Custom instructions of Preliminary Specifications Intellectual Property enhances ChatGPT Large Language Model (LLM) for our user community and service providers, increasing the value of their work and the IP of People, Ideas & Objects. We plan to include not just the blog and wiki content but the entire user community's documentation in our software development. This will encompass developers' code and Oracle Cloud ERP tool documentation, enabling our community to iterate faster and quickly find answers to complex questions that might otherwise have been missed or neglected. ChatGPT and our LLM bring together the comprehensive details of this knowledge for our user community and service provider organizations. A fallout consequence of IP being a foundation of AI is that the focus will remain within the domain of concern. Limiting the distractions and unnecessary diversions. At the same time unlicensed access to this IP will fall under the copyright provisions. Fair use will allow ChatGPT to use however none of it will be publishable or otherwise usable of our user community.

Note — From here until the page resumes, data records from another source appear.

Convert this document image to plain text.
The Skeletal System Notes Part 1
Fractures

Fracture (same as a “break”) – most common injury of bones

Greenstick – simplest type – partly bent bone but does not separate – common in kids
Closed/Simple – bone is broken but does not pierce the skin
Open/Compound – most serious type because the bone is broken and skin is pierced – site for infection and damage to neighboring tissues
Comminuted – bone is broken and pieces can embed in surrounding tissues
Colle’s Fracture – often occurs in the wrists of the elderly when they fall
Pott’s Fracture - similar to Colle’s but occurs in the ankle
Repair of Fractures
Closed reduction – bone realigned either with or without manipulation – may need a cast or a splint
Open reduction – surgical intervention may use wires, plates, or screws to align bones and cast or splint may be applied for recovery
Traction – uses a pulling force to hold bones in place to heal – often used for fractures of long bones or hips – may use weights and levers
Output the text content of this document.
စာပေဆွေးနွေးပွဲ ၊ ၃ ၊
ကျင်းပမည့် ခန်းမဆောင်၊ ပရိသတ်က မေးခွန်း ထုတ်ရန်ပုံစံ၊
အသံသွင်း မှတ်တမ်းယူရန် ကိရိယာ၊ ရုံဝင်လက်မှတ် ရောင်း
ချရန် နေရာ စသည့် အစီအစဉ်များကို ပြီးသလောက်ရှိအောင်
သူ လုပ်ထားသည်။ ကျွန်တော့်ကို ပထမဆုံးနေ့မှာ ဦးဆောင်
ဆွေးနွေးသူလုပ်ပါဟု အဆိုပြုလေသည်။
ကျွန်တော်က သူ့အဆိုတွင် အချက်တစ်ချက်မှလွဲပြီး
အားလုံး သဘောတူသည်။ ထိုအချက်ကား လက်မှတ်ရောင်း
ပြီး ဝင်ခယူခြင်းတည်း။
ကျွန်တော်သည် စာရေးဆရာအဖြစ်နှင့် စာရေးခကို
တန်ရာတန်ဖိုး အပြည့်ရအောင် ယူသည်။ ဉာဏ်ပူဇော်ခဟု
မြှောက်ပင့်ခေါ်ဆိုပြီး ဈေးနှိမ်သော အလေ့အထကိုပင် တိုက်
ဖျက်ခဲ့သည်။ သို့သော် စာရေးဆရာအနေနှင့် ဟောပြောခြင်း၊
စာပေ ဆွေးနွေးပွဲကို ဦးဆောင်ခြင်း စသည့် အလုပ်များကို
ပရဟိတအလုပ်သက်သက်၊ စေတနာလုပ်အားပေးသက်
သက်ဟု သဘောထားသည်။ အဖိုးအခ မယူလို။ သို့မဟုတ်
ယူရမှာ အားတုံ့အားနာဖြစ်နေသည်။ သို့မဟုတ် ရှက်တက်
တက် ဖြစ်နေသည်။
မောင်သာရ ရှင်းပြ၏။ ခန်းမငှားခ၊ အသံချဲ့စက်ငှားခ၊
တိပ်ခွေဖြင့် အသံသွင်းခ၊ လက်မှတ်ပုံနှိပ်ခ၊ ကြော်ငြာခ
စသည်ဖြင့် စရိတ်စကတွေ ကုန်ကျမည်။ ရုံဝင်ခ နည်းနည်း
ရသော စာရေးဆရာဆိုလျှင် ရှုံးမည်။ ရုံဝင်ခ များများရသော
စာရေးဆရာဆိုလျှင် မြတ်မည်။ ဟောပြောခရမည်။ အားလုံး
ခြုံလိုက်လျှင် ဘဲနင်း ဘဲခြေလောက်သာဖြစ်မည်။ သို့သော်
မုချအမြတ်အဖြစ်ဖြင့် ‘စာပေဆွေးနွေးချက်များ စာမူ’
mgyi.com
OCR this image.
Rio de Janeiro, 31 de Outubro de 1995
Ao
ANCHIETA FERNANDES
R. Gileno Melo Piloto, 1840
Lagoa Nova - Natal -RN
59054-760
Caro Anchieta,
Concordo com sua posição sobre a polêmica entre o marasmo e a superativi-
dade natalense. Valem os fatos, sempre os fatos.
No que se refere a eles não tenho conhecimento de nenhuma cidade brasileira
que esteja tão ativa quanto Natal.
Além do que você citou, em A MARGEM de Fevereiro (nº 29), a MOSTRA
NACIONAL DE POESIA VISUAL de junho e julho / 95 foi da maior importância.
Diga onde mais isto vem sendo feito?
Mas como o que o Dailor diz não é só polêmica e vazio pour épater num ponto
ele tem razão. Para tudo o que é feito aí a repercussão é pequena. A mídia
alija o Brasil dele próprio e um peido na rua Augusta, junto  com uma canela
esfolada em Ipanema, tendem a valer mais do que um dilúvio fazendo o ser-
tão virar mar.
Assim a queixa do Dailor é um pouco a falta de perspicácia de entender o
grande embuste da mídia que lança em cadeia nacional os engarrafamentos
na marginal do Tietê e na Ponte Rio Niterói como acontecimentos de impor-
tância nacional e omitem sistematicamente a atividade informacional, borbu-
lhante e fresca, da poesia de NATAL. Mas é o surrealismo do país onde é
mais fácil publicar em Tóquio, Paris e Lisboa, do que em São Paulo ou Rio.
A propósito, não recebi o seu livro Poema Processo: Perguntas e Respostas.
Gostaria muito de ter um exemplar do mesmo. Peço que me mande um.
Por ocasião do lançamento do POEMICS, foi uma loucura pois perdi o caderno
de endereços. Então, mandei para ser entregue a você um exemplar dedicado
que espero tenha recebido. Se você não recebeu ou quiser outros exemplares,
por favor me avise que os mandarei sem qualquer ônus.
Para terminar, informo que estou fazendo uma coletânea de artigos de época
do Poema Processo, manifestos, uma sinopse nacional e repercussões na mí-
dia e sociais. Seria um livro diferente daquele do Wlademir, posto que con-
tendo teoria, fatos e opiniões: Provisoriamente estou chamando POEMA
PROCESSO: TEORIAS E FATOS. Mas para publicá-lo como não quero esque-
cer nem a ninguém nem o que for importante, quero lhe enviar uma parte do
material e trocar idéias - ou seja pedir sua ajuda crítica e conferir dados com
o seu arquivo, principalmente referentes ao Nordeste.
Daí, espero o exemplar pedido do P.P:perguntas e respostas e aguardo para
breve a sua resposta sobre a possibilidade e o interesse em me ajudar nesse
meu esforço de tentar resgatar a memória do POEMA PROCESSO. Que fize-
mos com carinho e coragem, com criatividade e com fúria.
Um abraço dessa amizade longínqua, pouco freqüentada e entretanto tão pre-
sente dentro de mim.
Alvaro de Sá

ChatGPT’s progress promises many benefits in the future. Leveraging these technologies will benefit our user community. Moreover, I use over half a dozen apps that employ AI to gather vast information based on their features. The Preliminary Specification includes an Artificial Intelligence module designed to steer industry efforts towards productive AI. Focusing the resources of industry on one shared resource and spreading the costs per boe produced. Oracle's late 2022 automation initiative prompted our rewrite of the Preliminary Specification, followed by their significant Generative AI capabilities in 2023. We have integrated these into the Preliminary Specification. AI is here to stay, and its value will increase with use. It’s currently receiving a lot of attention, like the .com bubble, and may just be as consequential as the Internet.